Ana Carolina Radd e Thaís Dias Luz Borges Santos[1]
Abordar a conjuntura política brasileira não é uma tarefa fácil dada a celeridade das mudanças. Há quem afirme que o país vive uma crise política, cujos desdobramentos renderiam algumas teses de doutorado. A fim de apresentar algumas breves reflexões acerca das transformações que vêm ocorrendo no Brasil nos últimos anos, o recorte que faremos aqui se inicia com as manifestações de junho de 2013.
É provável que a onda de protestos que se espalharam pelo país, evidencia os limites da política de conciliação de classes dos governos petistas, como trazem alguns teóricos.[2]
Esses protestos, que se iniciaram em São Paulo em função do aumento da tarifa do transporte público urbano, alcançaram escalas maiores e pautas heterogêneas que, em linhas gerais, representavam a falta de confiança e a insatisfação da população nas instituições públicas.
Há que se destacar, entretanto, a relevância do surgimento, nesse cenário de protestos, de novos atores sociais que sustentaram, e ainda sustentam, a base para a expansão da onda conservadora no Brasil e sua chegada à cadeira presidencial.
É evidente que a pluralização de valores nos anos de governos petistas (2003-2016),[3] a partir de políticas de reconhecimento, favorece a organização de movimentos sociais e suas manifestações de descontentamento com alguns aspectos da política governamental.
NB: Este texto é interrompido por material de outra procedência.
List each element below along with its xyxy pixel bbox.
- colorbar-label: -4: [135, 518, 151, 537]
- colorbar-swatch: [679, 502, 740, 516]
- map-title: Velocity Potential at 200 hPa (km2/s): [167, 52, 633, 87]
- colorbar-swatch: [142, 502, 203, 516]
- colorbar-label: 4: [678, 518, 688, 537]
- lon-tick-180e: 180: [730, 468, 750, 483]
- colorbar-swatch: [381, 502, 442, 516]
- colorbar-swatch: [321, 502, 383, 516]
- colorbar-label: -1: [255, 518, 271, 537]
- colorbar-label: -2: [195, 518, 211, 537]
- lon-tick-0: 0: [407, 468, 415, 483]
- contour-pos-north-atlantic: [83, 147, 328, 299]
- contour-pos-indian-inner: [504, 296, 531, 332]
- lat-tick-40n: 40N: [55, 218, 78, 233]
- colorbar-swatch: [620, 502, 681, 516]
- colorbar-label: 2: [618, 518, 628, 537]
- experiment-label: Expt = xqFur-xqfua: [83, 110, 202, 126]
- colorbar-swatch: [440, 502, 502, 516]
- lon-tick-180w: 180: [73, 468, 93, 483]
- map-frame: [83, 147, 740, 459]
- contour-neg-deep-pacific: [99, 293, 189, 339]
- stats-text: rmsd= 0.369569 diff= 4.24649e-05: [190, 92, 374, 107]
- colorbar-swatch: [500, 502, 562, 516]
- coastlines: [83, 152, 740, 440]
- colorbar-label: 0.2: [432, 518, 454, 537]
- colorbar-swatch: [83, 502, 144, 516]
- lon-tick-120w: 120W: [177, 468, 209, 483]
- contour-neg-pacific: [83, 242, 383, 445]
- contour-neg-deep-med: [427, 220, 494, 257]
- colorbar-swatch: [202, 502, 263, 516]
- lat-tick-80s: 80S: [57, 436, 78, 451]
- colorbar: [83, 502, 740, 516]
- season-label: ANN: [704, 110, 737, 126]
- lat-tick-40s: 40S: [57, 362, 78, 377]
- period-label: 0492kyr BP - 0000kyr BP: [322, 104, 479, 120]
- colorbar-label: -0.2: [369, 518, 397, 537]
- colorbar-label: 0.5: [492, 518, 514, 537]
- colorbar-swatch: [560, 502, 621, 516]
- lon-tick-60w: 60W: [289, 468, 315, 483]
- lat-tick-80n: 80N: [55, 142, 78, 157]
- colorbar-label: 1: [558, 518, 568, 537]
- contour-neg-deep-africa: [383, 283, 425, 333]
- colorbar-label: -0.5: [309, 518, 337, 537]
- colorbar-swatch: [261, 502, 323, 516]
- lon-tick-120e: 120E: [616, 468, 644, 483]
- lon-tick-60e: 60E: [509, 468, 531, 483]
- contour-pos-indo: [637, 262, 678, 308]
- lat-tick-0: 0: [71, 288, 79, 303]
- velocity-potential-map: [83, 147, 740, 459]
No entanto, junto a esse descontentamento das camadas populares e setores sociais, entram na arena pública brasileira setores da burguesia e das classes médias expressando sua insatisfação diante das políticas sociais e da intervenção do Estado na economia.
Esse cenário de instabilidade junto à eclosão da crise econômica, que se torna manifesta em 2015, contribui para o golpe jurídico parlamentar que destitui a Presidenta Dilma Rousseff em 2016. Nesse momento, quem assume a presidência é o então vice presidente, Michel Temer, que fora eleito numa chapa junto com pt. Ao assumir o governo, primeiro interinamente, depois de modo permanente, Temer inicia, em sintonia com uma política neoliberal, o desmantelamento das políticas sociais e redistributivas que vinham permitindo uma melhora na condição de vida das classes trabalhadoras e de setores populares, assegurando o acesso à educação, saúde e moradia.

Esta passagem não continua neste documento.